Mr. Powell also demonstrates this expansive estimation of his own abilities, noting in a tweet that his efforts to demonstrate his open-mindedness by entertaining debate within his company were thwarted by his employees’ comparative ignorance: “Problem is I’m way more studied on the policy topics, people get triggered by everything and can’t conform to basic rules of honest debate. Back to dictatorship,” he tweeted.

This know-it-all problem is particularly insidious when it manifests in white male chief executives who believe their success equips them to dictate what should and shouldn’t be acceptable to employees — many of whom face different structural realities in workplaces where they are marginalized.

It doesn’t seem to occur to these know-it-alls that their success is at least partly contingent upon advantages they have because of the identity-based inequities that they seek to limit conversation about. Or perhaps this idea does occur to them, but it violates their triumphant personal narratives so they discard it. They need to believe that they are extraordinary. By this logic, the people they hire are not.

This kind of leader believes he is the biggest asset to the company, so his interests are naturally paramount and his right to do and say whatever he wants should be unconstrained, with no regard to consequences. The problem, for him and his company, is both labor law and a competitive market for top talent.

Workers have a right to a workplace free of discrimination, and while what that means is subject to legal interpretation, it doesn’t take a team of labor lawyers to understand that workers with other options will avoid companies where it’s suggested they may be less intelligent because of their gender, or where they’re discouraged from expressing their identities. If a chief executive suggests, even jokingly, that women are intellectually inferior, or invites discussion on who can use a racial slur, women and Black employees hear the message loud and clear. What are an employee’s rights in this case?

The chief executive of another cryptocurrency platform, Coinbase, Brian Armstrong — who defended Mr. Powell and called The Times’s reporting on his behavior a “hit piece” — has faced this question himself. In Mr. Armstrong’s case, a wave of departures of Black employees in 2020 followed incidents in which racial stereotypes about drug dealing were invoked by a manager and Black people were characterized as “less capable” in a recruiting meeting.

In all of these instances, Kraken, SpaceX and Coinbase claimed that they did not tolerate discriminatory behavior or hostile work environments. But the adage that your right to throw a punch ends where another’s nose begins apparently does not apply in the offices of these executives, where the only person who has a right not to be punched is the person in charge.

These chief executive narcissists have a common refrain when people point out that they don’t like being punched: You are welcome to get a job somewhere else. “Work somewhere that doesn’t disgust you,” an executive at Kraken told employees in the company Slack.

Mr. Powell, Mr. Musk and Mr.
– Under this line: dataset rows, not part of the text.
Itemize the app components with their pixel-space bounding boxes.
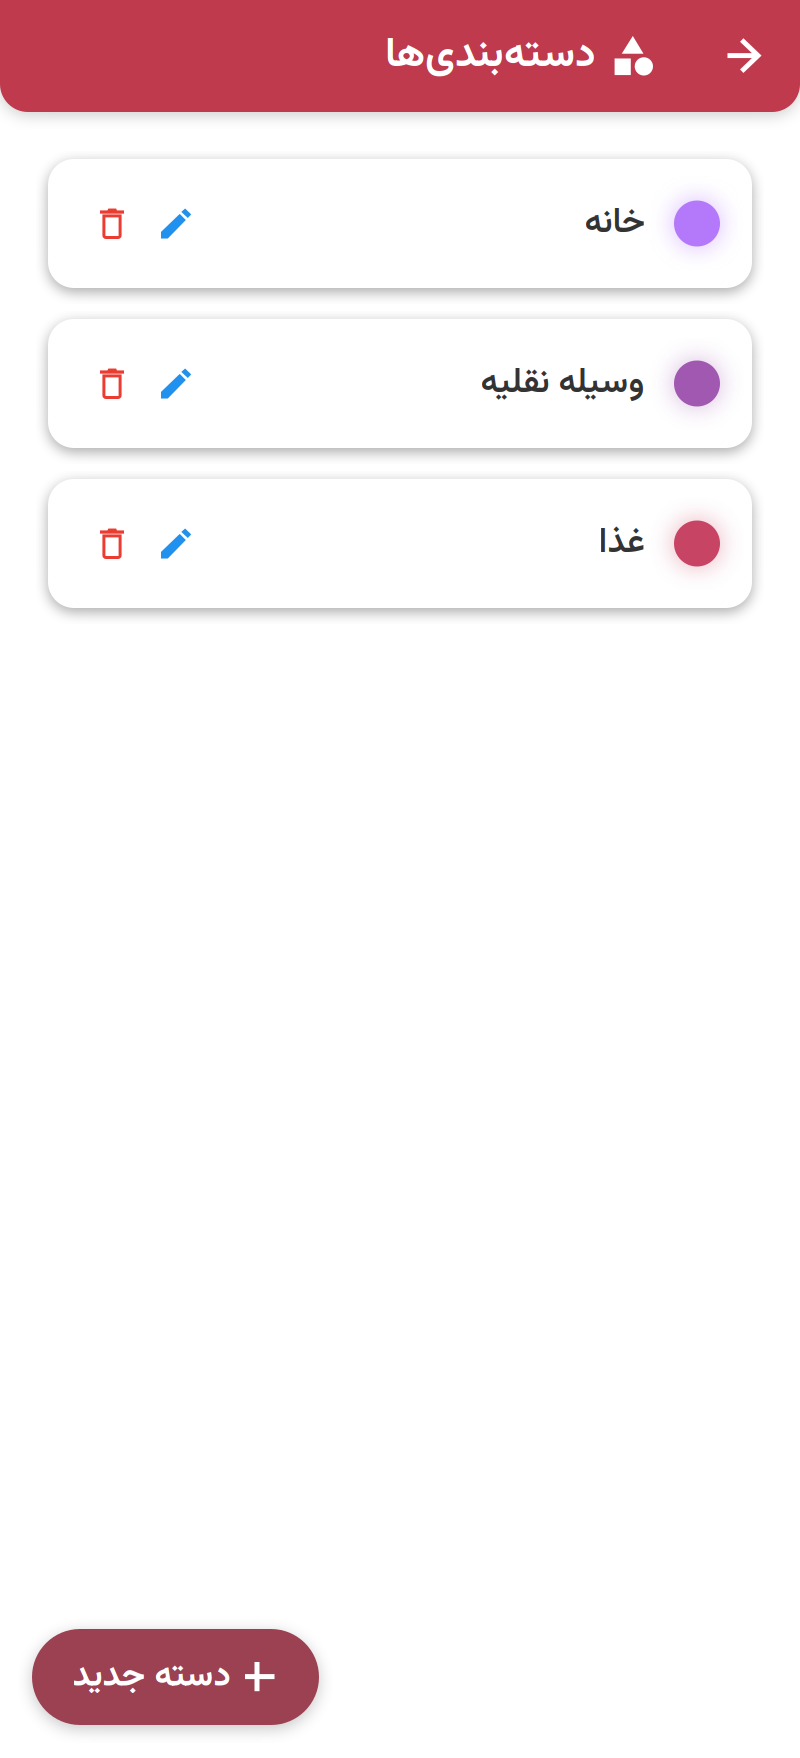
button[interactable]: Delete — [80, 346, 144, 422]
button[interactable]: خانه — [48, 159, 752, 288]
staticText: دسته جدید — [72, 1650, 230, 1704]
button[interactable]: Delete — [80, 186, 144, 262]
staticText: وسیله نقلیه — [480, 356, 644, 411]
button[interactable]: Edit — [144, 506, 208, 582]
button[interactable]: غذا — [48, 479, 752, 608]
button[interactable]: Edit — [144, 186, 208, 262]
staticText: دسته‌بندی‌ها — [385, 24, 596, 88]
staticText: غذا — [598, 516, 644, 571]
button[interactable]: Delete — [80, 506, 144, 582]
button[interactable]: Edit — [144, 346, 208, 422]
button[interactable]: وسیله نقلیه — [48, 319, 752, 448]
staticText: خانه — [584, 196, 644, 251]
button[interactable]: Back — [716, 28, 772, 84]
button[interactable]: دسته جدید — [32, 1629, 319, 1725]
Armstrong all send the same message: Individual rights matter for them, but not their employees, and diversity of thought is limited to expression of ideas within the boundaries of their own preferred ideologies. All criticism of their behavior is inherently malicious. (Mr. Powell went so far as to sue former employees who posted anonymous critical comments about working for him on the job site Glassdoor.)

Ultimately, shareholders, employees, customers and other stakeholders will have to choose between the companies in which they’re investing their time, labor and money, and the know-it-alls who think the institutions would be nothing without them. Contrary to what these chief executives believe, the two are not synonymous.